Learning to Live Forward

Do You Spend More Time Thinking About the Past or the Future?

I used to live in the past.

Not in a loud or dramatic way—more like a quiet return, again and again, to familiar rooms of memory. I didn’t always realize I was doing it. It felt natural. Comfortable, even. The past had a weight to it, but it was a weight I understood. The ending was already written. Nothing there could surprise me anymore.

I think that’s part of why the past can feel so safe. It’s already survived. It’s already known.

I grew up watching my father live there too—revisiting old moments, replaying conversations, holding tightly to what had been. That way of being became familiar to me, almost inherited. My mother, on the other hand, lived forward. She stood firmly in the present and leaned into the future with a quiet confidence. Yet somehow, I was drawn more strongly to my father’s way of moving through time.

I lingered in memory. I carried people with me long after they had moved on or moved away. I revisited old relationships and imagined alternate endings—what might have happened if timing had shifted, if growth had come sooner, if understanding had arrived before distance did. I didn’t just remember the past; I tried to fix it in my mind.

For a long time, I didn’t realize how heavy that kind of living was.

I remember my mother once telling me, “Don’t take a step backward—you’re not going that way.” At the time, it sounded almost too simple. Now I understand the depth of what she meant. She wasn’t asking me to forget where I’d been. She was reminding me not to build a home there.

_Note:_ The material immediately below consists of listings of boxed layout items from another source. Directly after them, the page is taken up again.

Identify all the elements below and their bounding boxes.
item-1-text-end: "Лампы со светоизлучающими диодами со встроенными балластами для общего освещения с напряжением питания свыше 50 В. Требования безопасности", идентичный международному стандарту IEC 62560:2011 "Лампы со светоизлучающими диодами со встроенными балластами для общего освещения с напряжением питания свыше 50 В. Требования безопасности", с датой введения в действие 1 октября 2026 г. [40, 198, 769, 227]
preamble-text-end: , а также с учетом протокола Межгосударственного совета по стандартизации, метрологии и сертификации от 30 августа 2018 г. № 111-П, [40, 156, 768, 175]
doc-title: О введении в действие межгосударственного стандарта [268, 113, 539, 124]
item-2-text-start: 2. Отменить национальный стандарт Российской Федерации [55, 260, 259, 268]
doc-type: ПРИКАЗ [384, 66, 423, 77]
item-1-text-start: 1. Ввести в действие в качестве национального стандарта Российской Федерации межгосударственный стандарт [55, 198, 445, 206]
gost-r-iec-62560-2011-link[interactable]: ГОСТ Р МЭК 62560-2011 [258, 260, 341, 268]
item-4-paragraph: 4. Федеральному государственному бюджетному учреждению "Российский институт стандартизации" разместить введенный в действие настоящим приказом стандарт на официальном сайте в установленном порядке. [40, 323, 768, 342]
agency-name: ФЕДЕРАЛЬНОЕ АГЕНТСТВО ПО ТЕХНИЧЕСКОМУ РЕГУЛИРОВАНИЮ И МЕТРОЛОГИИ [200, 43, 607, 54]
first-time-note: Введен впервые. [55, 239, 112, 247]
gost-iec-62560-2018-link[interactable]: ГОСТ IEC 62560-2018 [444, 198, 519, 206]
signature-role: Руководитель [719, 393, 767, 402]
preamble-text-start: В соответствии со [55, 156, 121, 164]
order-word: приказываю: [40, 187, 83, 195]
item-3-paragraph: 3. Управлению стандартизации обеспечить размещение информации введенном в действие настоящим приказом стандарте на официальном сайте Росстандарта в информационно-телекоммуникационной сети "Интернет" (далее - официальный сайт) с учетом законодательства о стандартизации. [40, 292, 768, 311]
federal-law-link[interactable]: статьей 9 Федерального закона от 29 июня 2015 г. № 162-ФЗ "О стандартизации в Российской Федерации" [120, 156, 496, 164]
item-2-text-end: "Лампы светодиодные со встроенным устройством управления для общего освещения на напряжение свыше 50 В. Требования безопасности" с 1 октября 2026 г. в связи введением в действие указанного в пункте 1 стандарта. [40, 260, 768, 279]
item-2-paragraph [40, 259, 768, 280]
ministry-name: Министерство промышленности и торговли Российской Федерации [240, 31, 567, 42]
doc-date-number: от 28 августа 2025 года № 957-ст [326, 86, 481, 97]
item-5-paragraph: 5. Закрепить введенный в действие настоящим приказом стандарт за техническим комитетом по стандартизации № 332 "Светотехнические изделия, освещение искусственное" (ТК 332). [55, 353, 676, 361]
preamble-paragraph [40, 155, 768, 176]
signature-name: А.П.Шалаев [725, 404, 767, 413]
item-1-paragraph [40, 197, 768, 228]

Because the past, as comforting as it can feel, is not meant to be lived in. It’s meant to be visited—respected, learned from, and then gently released.

Meditation helped me understand that in a way nothing else ever had. It brought me into my body, into the room, into now. I began to notice the small, grounding things—the weight of my body resting into the bed, the quiet support of the mattress beneath me, the way the walls held me, steady and still. The warmth. The safety. The simple fact of being held by the present moment without needing to go anywhere else.

There was no fixing. No revisiting. Just being.

And in that stillness, something softened. I realized I didn’t need to reach backward anymore. I could appreciate the past without living inside it. I could honor it without romanticizing it. I could let it inform me without defining me.

I don’t long for the past now. I respect it. I love what it gave me. But I don’t confuse it with where I belong.

I live here—now.
Aware. Grounded. Open.

The past holds my wisdom.
The present holds my breath.
And the future… the future is something I no longer chase.